Commerce may be the bigger opportunity. Google already has search, shopping, autofill and payments; now it wants Gemini to connect them into an agentic checkout experience. Google has been expanding its Universal Commerce Protocol, adding partners including Meta , Microsoft, Stripe, Klarna and Affirm in recent weeks. I/O is expected to further show how that infrastructure could enable end-to-end agentic checkout, where Gemini does not just answer a shopping query, but completes a transaction.
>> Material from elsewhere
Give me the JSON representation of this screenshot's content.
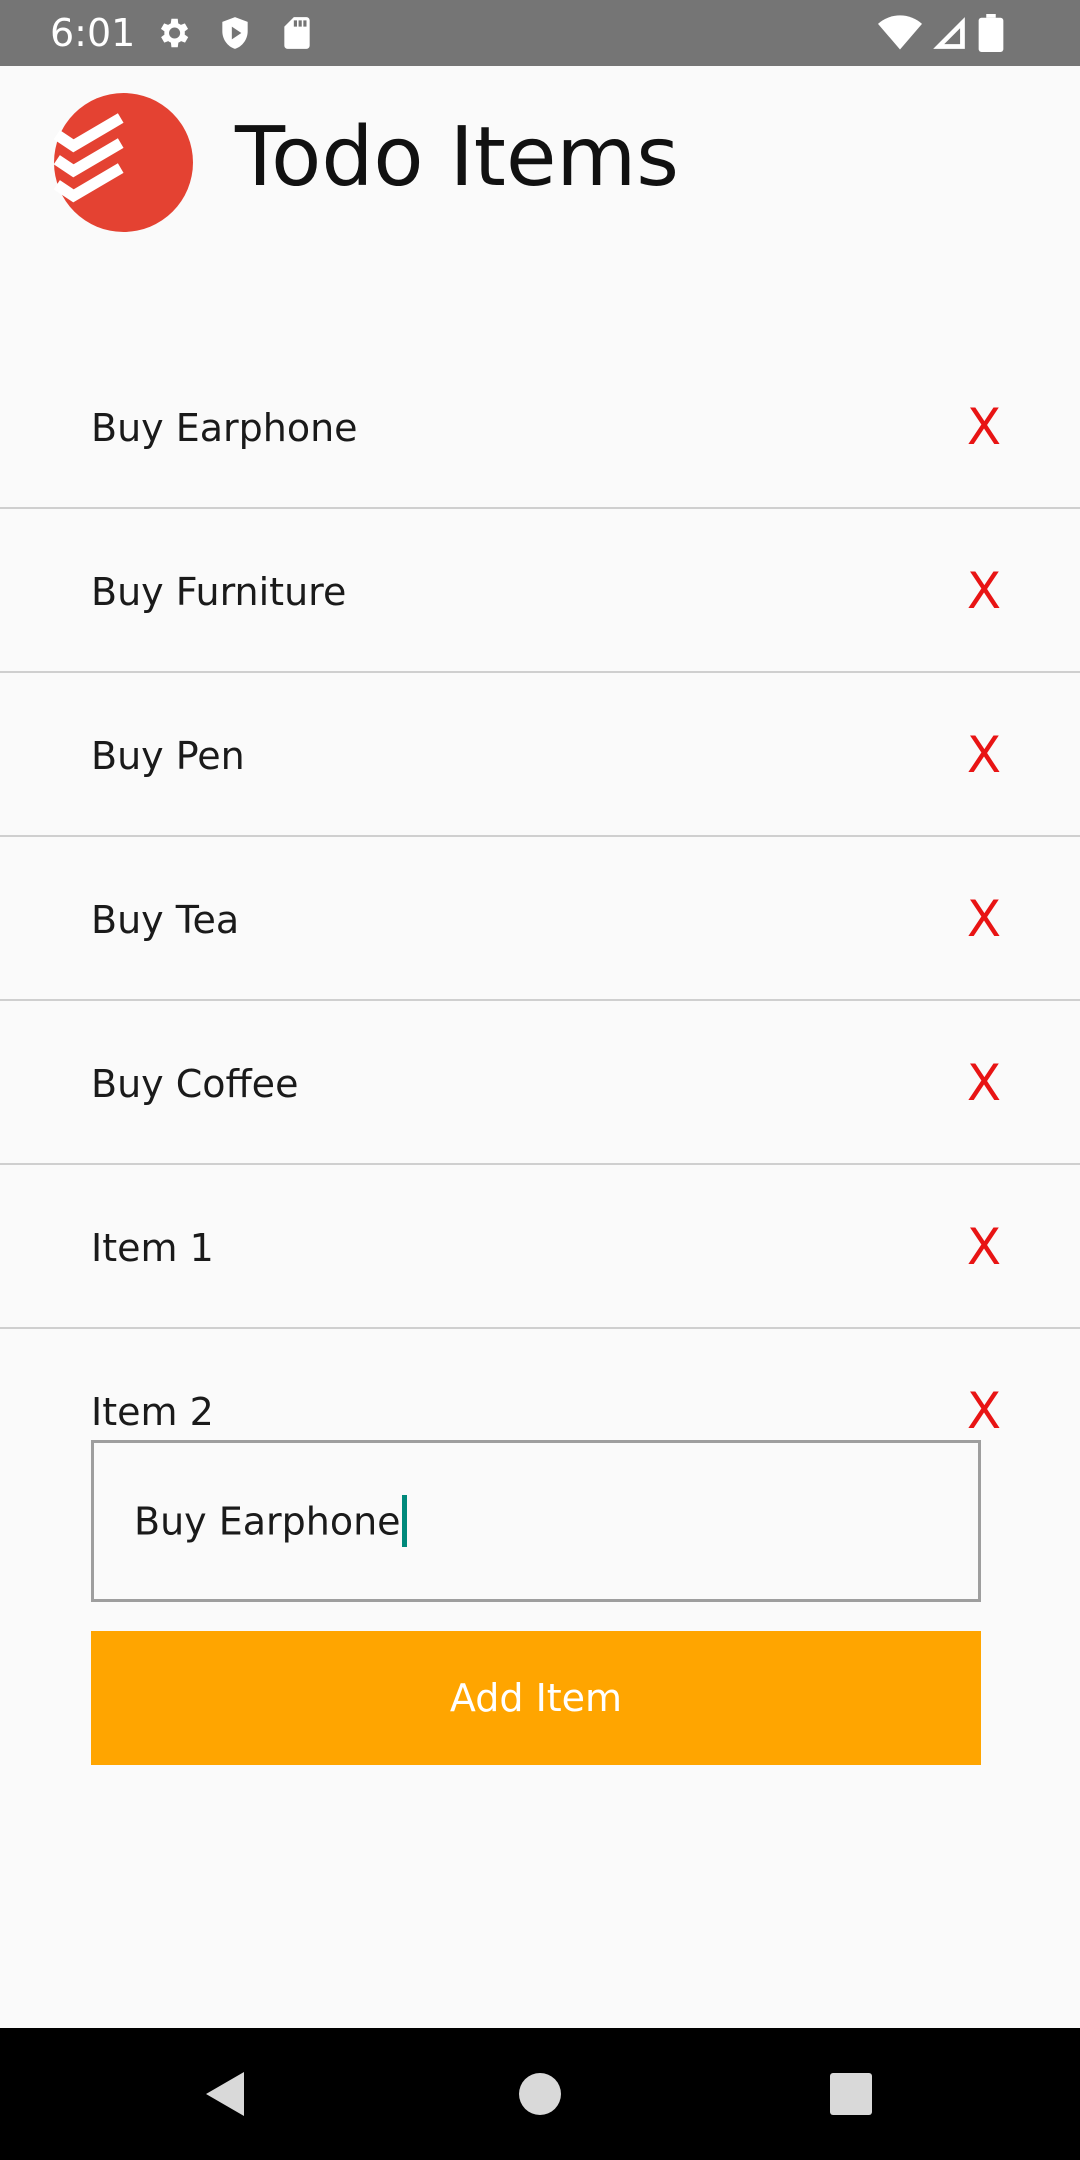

Sameer Samat, president of Android Ecosystem at Google, described asking Gemini to plan a barbecue, build a menu, open Instacart, add ingredients to a Safeway cart and notify him when the task was done. "If you add that up multiple times a day across your week, that's a lot of time back," Samat said. "Those are the kinds of features that I think people are much more excited about and are much more tangible." Toney said Google's multimodal experience gives it a structural edge as those workflows get more complex. "Enterprise workflows increasingly include things like video, voice, images, and code," he said. "Google is uniquely strong across multimodal systems because they have this experience with some of the largest applications that handle them — YouTube, Android, Maps, Search, DeepMind — and then obviously, the TPUs." For investors, the agentic commerce push has implications beyond Alphabet. Mizuho flagged that more agentic product development from Google could weigh on marketplaces like Booking Holdings , Expedia , DoorDash , Zillow and Instacart , noting that anticipation of that shift is likely already part of recent weakness in those stocks.